Frances and I were asked if we would set up a living fossils table for the HMNS’s annual Dino Days celebration that took place here last week. Not having had any history or paleontology classes I was a little clueless as to which of our living animals would fit into the category of living fossils, other than our alligator.
We did some research and what we read lead us in several directions for what it means to be a living fossil. Some animals, like the echidna and platypus, are nicknamed living fossils because they exhibit “primitive” characteristics – like oviparity, or egg-laying, in mammals. The overall consensus is that a living fossil is an organism that originally lived during the time of the dinosaurs (or even predates them), has remained unchanged morphologically and appears the same as a species otherwise only known from the fossil record, has no close living relatives and has survived major extinction events.
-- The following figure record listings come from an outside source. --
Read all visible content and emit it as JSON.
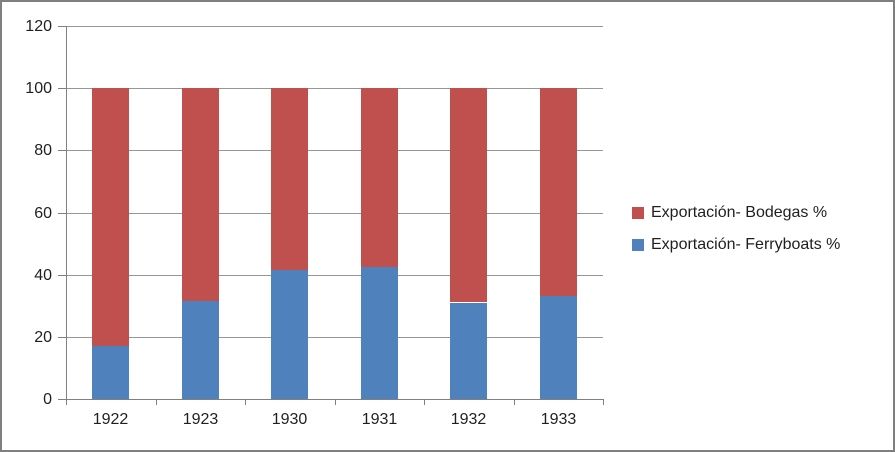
{
  "chart_data": {
    "type": "bar",
    "stacked": true,
    "title": "",
    "xlabel": "",
    "ylabel": "",
    "categories": [
      "1922",
      "1923",
      "1930",
      "1931",
      "1932",
      "1933"
    ],
    "series": [
      {
        "name": "Exportación- Ferryboats %",
        "color": "#4F81BD",
        "values": [
          17,
          31.5,
          41.5,
          42.5,
          31,
          33
        ]
      },
      {
        "name": "Exportación- Bodegas %",
        "color": "#C0504D",
        "values": [
          83,
          68.5,
          58.5,
          57.5,
          69,
          67
        ]
      }
    ],
    "stack_total": 100,
    "ylim": [
      0,
      120
    ],
    "yticks": [
      0,
      20,
      40,
      60,
      80,
      100,
      120
    ],
    "grid": true,
    "legend": {
      "position": "right",
      "order_top_to_bottom": [
        "Exportación- Bodegas %",
        "Exportación- Ferryboats %"
      ]
    }
  },
  "colors": {
    "bodegas_red": "#C0504D",
    "ferryboats_blue": "#4F81BD",
    "gridline": "#969696",
    "axis": "#808080",
    "chart_border": "#7F7F7F",
    "background": "#FFFFFF",
    "label_text": "#1F1F1F"
  }
}
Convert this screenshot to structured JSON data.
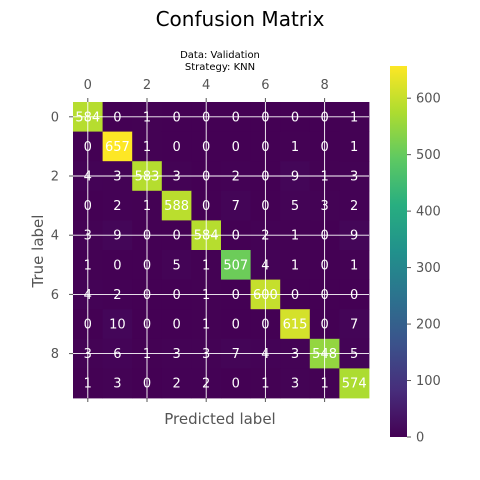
{
  "chart_data": {
    "type": "heatmap",
    "title": "Confusion Matrix",
    "subtitle_lines": [
      "Data: Validation",
      "Strategy: KNN"
    ],
    "xlabel": "Predicted label",
    "ylabel": "True label",
    "x_ticks": [
      "0",
      "2",
      "4",
      "6",
      "8"
    ],
    "y_ticks": [
      "0",
      "2",
      "4",
      "6",
      "8"
    ],
    "colorbar": {
      "min": 0,
      "max": 657,
      "ticks": [
        "0",
        "100",
        "200",
        "300",
        "400",
        "500",
        "600"
      ],
      "colormap": "viridis"
    },
    "text_color_dark": "#ffffff",
    "text_color_light": "#333333",
    "grid": true,
    "matrix": [
      [
        584,
        0,
        1,
        0,
        0,
        0,
        0,
        0,
        0,
        1
      ],
      [
        0,
        657,
        1,
        0,
        0,
        0,
        0,
        1,
        0,
        1
      ],
      [
        4,
        3,
        583,
        3,
        0,
        2,
        0,
        9,
        1,
        3
      ],
      [
        0,
        2,
        1,
        588,
        0,
        7,
        0,
        5,
        3,
        2
      ],
      [
        3,
        9,
        0,
        0,
        584,
        0,
        2,
        1,
        0,
        9
      ],
      [
        1,
        0,
        0,
        5,
        1,
        507,
        4,
        1,
        0,
        1
      ],
      [
        4,
        2,
        0,
        0,
        1,
        0,
        600,
        0,
        0,
        0
      ],
      [
        0,
        10,
        0,
        0,
        1,
        0,
        0,
        615,
        0,
        7
      ],
      [
        3,
        6,
        1,
        3,
        3,
        7,
        4,
        3,
        548,
        5
      ],
      [
        1,
        3,
        0,
        2,
        2,
        0,
        1,
        3,
        1,
        574
      ]
    ]
  }
}
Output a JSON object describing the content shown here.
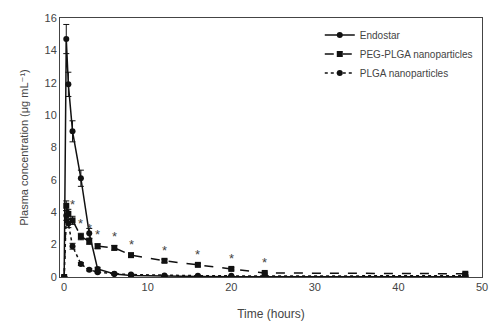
{
  "chart_data": {
    "type": "line",
    "xlabel": "Time (hours)",
    "ylabel": "Plasma concentration (μg mL⁻¹)",
    "xlim": [
      -0.5,
      50
    ],
    "ylim": [
      0,
      16
    ],
    "xticks": [
      0,
      10,
      20,
      30,
      40,
      50
    ],
    "yticks": [
      0,
      2,
      4,
      6,
      8,
      10,
      12,
      14,
      16
    ],
    "grid": false,
    "legend": "upper right",
    "x": [
      0,
      0.25,
      0.5,
      1,
      2,
      3,
      4,
      6,
      8,
      12,
      16,
      20,
      24,
      48
    ],
    "series": [
      {
        "name": "Endostar",
        "color": "#111111",
        "marker": "circle",
        "line_style": "solid",
        "values": [
          0,
          14.7,
          11.9,
          9.0,
          6.1,
          2.7,
          0.5,
          0.18,
          0.1,
          0.05,
          0.03,
          0.02,
          0.02,
          0.02
        ],
        "err": [
          0,
          0.9,
          0.75,
          0.65,
          0.5,
          0.3,
          0.1,
          0.05,
          0.03,
          0.02,
          0.01,
          0.01,
          0.01,
          0.01
        ]
      },
      {
        "name": "PEG-PLGA nanoparticles",
        "color": "#111111",
        "marker": "square",
        "line_style": "dash",
        "values": [
          0,
          4.4,
          3.9,
          3.5,
          2.5,
          2.2,
          1.9,
          1.8,
          1.35,
          1.0,
          0.75,
          0.5,
          0.25,
          0.2
        ],
        "err": [
          0,
          0.3,
          0.28,
          0.25,
          0.2,
          0.18,
          0.15,
          0.14,
          0.12,
          0.1,
          0.08,
          0.07,
          0.05,
          0.06
        ]
      },
      {
        "name": "PLGA nanoparticles",
        "color": "#111111",
        "marker": "circle",
        "line_style": "dot",
        "values": [
          0,
          3.8,
          3.3,
          1.9,
          0.8,
          0.45,
          0.3,
          0.2,
          0.15,
          0.1,
          0.08,
          0.07,
          0.06,
          0.08
        ],
        "err": [
          0,
          0.3,
          0.25,
          0.18,
          0.09,
          0.07,
          0.05,
          0.04,
          0.03,
          0.03,
          0.02,
          0.02,
          0.02,
          0.03
        ]
      }
    ],
    "annotations": [
      {
        "x": 1,
        "y": 3.9,
        "text": "*"
      },
      {
        "x": 2,
        "y": 2.7,
        "text": "*"
      },
      {
        "x": 3,
        "y": 2.4,
        "text": "*"
      },
      {
        "x": 4,
        "y": 2.05,
        "text": "*"
      },
      {
        "x": 6,
        "y": 1.9,
        "text": "*"
      },
      {
        "x": 8,
        "y": 1.4,
        "text": "*"
      },
      {
        "x": 12,
        "y": 1.07,
        "text": "*"
      },
      {
        "x": 16,
        "y": 0.83,
        "text": "*"
      },
      {
        "x": 20,
        "y": 0.55,
        "text": "*"
      },
      {
        "x": 24,
        "y": 0.3,
        "text": "*"
      }
    ]
  }
}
There are several examples that fit this description: the crocodilians, horseshoe crabs, turtles, opossums, salamanders, roaches, millipedes, dragonflies, and the nautilus. These are some of the critters we have in our collection and you can also add ferns, ginkgos, gar fish and the coelacanth to the list. There remains a healthy debate over which plants or animals can and should be included. I have included some pictures of our fossils, both living and non-living at the end of this entry.
All in all, we had a great time in sharing our casts, skins, skulls and live animals with everyone who came up to the table during Dino Days. Hope to see you there next November!